Carducci never descends into gossiping solely to settle old scores, but it is not too hard to tell that the “SST approach” didn't make for a soothing lifestyle. One of the arguments that came out of Rock and the Pop Narcotic was that the greatest rock bands' members could never stand each other, and it was this internal tension that both produced the best rock music as well as ensured that these bands tended towards breaking up (usually miserably and insolvent). Carducci writes, “There is perhaps a billion dollars at stake that keeps the Rolling Stones talking to each other.”

Black Flag represented, for Carducci, not only the paramount band of the punk era, but the agent on Earth for the gods of Rock who warned us to “be careful what you wish for.” In what could be an abstract for Rock and the Pop Narcotic, Carducci says in Enter Naomi:

    Punk was what was left when Hippie found it had been wrong. Few confessions or admissions were forthcoming but in general the revolution was dropped for righteous flavored entrepreneurship and connoisseurship – that or retirement to academe. Punk surely predated Hippie but its surly pessimism had been a blue collar affair until middle class wise guys needed a language to dispense with the mass success of sixties shopkeep sellout that began in what we refer to as The Seventies. Shopkeep went corporate very fast – the record industry, the radio business, and Rolling Stone of course, but Starbucks, Celestial Seasoning, Sam Adams, Nike, Apple, Microsoft and more date from this period too. And only post-Hippie did Punk develop something like a media voice, though it was never a mass media voice.
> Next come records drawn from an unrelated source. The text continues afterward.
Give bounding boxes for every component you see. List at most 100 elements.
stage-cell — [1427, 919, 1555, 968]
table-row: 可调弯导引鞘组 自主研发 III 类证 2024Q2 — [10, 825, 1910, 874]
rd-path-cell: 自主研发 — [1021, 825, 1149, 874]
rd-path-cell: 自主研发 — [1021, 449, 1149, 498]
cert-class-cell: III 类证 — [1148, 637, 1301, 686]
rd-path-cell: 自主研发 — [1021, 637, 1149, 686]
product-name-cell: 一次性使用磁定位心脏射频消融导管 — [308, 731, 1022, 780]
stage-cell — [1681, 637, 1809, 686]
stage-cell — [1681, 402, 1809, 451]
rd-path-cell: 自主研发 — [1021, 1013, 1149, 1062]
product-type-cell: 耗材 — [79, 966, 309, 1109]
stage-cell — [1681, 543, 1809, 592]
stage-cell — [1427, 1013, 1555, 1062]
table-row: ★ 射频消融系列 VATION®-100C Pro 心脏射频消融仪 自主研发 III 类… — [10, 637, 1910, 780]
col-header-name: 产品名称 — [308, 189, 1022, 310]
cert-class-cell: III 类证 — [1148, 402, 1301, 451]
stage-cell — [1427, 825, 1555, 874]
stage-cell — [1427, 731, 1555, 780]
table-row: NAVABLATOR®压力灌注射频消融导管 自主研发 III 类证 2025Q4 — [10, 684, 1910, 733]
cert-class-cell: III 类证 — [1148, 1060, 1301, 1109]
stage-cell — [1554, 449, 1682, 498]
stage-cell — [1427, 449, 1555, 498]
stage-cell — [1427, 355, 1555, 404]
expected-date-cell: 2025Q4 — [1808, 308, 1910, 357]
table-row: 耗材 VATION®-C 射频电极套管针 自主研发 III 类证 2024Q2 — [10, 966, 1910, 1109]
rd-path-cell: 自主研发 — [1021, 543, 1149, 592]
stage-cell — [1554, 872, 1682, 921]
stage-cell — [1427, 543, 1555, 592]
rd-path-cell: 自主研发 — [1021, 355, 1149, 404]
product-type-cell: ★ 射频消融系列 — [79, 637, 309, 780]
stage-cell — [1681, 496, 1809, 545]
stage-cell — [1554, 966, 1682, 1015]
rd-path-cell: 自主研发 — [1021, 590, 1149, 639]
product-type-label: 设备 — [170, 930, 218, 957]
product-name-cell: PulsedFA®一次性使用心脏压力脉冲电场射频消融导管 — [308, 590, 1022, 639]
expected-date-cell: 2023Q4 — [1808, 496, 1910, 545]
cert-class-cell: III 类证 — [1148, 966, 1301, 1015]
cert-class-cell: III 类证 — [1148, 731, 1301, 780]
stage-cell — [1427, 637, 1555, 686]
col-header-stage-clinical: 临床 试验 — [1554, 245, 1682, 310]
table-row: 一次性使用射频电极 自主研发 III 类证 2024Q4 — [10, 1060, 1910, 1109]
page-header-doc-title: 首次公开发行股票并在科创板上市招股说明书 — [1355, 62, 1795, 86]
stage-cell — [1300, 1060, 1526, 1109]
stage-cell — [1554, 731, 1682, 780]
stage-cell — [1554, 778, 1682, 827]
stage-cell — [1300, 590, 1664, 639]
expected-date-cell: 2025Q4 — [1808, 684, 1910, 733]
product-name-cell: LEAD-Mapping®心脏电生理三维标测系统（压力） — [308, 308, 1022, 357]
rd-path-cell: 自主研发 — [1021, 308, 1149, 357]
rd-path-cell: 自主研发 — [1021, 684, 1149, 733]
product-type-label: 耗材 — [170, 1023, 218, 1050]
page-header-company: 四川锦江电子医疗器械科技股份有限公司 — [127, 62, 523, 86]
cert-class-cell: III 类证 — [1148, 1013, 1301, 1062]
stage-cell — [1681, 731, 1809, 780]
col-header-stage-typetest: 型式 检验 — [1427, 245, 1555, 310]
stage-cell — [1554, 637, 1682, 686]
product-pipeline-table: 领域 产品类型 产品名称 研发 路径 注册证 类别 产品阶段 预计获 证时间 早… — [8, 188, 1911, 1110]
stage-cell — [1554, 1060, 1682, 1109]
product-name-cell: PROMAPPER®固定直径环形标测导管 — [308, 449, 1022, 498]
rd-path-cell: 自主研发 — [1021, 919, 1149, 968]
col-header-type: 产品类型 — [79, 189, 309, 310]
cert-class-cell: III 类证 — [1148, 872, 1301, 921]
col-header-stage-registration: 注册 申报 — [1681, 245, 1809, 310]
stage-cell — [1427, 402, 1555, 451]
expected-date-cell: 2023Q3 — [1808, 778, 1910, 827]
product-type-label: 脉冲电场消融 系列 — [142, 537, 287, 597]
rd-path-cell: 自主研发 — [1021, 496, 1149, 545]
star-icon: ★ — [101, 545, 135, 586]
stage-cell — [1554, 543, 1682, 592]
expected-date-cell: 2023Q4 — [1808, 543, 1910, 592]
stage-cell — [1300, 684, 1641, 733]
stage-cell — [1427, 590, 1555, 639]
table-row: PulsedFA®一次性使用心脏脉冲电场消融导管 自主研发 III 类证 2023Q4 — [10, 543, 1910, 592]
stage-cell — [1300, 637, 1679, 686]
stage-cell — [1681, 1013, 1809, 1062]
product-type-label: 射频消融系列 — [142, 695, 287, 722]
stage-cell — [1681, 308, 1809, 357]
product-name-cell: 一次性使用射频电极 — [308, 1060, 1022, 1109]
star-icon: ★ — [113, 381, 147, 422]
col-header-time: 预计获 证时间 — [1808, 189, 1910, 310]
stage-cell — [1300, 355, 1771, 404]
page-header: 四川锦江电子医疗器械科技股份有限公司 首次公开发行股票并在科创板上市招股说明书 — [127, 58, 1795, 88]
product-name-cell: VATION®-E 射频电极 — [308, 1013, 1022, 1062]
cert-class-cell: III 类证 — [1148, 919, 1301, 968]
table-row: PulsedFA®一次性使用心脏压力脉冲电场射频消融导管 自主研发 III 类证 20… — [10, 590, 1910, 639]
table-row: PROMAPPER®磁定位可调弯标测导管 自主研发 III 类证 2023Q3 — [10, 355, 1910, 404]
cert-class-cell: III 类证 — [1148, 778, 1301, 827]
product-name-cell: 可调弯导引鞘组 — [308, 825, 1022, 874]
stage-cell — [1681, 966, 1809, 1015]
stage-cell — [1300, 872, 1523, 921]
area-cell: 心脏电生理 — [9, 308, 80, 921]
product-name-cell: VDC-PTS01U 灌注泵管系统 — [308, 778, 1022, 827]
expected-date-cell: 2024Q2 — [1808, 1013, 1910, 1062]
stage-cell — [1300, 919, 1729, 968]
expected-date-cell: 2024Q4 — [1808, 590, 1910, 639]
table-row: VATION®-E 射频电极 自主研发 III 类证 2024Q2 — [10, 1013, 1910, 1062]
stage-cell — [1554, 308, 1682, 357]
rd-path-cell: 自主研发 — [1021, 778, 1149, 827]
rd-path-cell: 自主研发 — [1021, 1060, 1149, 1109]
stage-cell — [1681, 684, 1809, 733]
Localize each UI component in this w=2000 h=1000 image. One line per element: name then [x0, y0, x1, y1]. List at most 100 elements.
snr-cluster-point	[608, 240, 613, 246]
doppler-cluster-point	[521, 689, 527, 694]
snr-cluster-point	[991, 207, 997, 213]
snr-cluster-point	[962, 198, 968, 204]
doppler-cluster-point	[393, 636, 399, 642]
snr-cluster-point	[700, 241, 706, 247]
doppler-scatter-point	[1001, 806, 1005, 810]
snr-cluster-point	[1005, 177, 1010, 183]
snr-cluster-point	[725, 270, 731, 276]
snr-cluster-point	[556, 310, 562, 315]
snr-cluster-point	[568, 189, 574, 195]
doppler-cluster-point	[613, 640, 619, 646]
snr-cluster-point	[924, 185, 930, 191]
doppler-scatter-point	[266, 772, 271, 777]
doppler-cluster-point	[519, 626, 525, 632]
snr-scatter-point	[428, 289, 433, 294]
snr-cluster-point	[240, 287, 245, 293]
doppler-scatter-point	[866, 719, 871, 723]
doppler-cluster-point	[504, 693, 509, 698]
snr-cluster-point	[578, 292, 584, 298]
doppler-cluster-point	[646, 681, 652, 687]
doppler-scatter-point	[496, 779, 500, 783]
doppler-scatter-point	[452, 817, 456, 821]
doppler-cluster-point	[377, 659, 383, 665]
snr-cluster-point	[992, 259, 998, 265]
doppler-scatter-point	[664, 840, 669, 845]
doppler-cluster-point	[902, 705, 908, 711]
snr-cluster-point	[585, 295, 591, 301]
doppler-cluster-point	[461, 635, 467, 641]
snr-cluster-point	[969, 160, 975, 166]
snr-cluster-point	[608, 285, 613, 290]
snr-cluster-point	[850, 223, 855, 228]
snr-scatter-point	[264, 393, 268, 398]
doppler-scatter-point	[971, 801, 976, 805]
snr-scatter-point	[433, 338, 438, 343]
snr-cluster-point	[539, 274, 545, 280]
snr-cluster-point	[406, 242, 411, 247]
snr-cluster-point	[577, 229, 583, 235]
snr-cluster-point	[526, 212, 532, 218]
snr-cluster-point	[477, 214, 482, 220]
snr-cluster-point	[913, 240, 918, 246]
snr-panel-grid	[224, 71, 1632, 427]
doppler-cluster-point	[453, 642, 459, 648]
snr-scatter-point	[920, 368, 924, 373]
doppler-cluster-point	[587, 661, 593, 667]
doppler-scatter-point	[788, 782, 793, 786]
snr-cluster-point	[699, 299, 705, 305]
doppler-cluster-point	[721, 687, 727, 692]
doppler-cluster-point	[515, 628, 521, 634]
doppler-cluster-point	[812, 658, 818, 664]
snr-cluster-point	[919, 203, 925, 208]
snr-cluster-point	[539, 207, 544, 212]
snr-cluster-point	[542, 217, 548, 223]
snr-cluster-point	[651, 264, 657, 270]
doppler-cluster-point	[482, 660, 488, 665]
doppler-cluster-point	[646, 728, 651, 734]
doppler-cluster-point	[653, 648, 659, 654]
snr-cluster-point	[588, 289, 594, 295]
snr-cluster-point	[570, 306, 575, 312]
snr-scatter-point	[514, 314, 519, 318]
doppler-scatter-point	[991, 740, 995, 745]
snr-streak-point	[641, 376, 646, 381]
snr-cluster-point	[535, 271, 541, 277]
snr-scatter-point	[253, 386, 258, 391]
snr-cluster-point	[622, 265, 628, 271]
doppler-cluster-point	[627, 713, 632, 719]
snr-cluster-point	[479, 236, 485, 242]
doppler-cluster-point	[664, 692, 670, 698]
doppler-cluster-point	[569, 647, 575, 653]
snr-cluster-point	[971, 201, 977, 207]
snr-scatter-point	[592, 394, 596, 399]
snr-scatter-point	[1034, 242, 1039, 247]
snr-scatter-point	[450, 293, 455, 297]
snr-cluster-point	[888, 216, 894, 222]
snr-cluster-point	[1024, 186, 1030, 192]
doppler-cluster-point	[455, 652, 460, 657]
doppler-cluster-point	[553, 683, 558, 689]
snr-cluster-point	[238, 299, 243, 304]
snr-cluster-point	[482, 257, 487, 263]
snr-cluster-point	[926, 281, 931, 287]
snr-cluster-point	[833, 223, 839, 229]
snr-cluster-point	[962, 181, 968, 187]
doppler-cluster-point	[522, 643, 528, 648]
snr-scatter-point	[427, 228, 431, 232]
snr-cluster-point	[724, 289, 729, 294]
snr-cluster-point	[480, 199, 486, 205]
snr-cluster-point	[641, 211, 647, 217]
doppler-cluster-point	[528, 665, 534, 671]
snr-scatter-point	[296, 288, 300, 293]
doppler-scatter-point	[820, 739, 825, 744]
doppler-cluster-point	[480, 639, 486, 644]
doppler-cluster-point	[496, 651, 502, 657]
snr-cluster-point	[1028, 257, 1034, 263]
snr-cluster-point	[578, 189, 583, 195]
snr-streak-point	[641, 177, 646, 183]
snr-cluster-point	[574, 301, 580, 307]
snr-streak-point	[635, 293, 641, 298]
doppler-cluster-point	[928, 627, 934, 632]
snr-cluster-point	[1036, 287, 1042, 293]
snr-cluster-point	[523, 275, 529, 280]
Most liberals who write about 1968 are boring, provincial, and misguided. Carducci sees through the smugness of the nostalgia about the period, and in doing so he comes remarkably close to (gasp!) Marxist geographer David Harvey's opinion on the legacy of the 1960s. In A Brief History of Neoliberalism (2006), Harvey, like Carducci, sees the cultural ethos of the 1960s “revolutions” as an anti-bureaucratic desire for more personal freedom. This was as true for the Berkeley free speech movement as it was for the Mexican students gunned down just before the 1968 Olympics and the participants in Czechoslovakia's Prague Spring. Coupled with the demand for freedom, however, was another type of demand: social justice. You know, liberté et égalité and all that. These two things are not necessarily congruous, and Carducci is right when he pulls out the class tensions embedded in the era. The middle classes wanted the liberty, and the working classes wanted the equality. The deal that was offered included only the former and not the latter. The era that we know as The Seventies, remember, was the period when businesses began speaking like they were a bunch of Madison Avenue Che Guevaras. This was intentional, according to Harvey: “By capturing ideals of individual freedom and turning them against the interventionist and regulatory practices of the state, [business] interests could hope to protect and even restore their position... but it had to be backed up by a practical strategy that emphasized the liberty of consumer choice, not only with respect to particular products but also with respect to lifestyles, modes of expression, and a wide range of cultural practices.” When Ronald Reagan – the bane of 1980s punks – said that “Government is the problem, not the solution,” he was tuning in to the 1960s as much as Jello Biafra. Be careful what you wish for.

Carducci makes a strong case that the 1980s were the last gasp of an American working class cultural movement called rock and roll. Enter Naomi is one of the exquisite corpses left over from the lost war.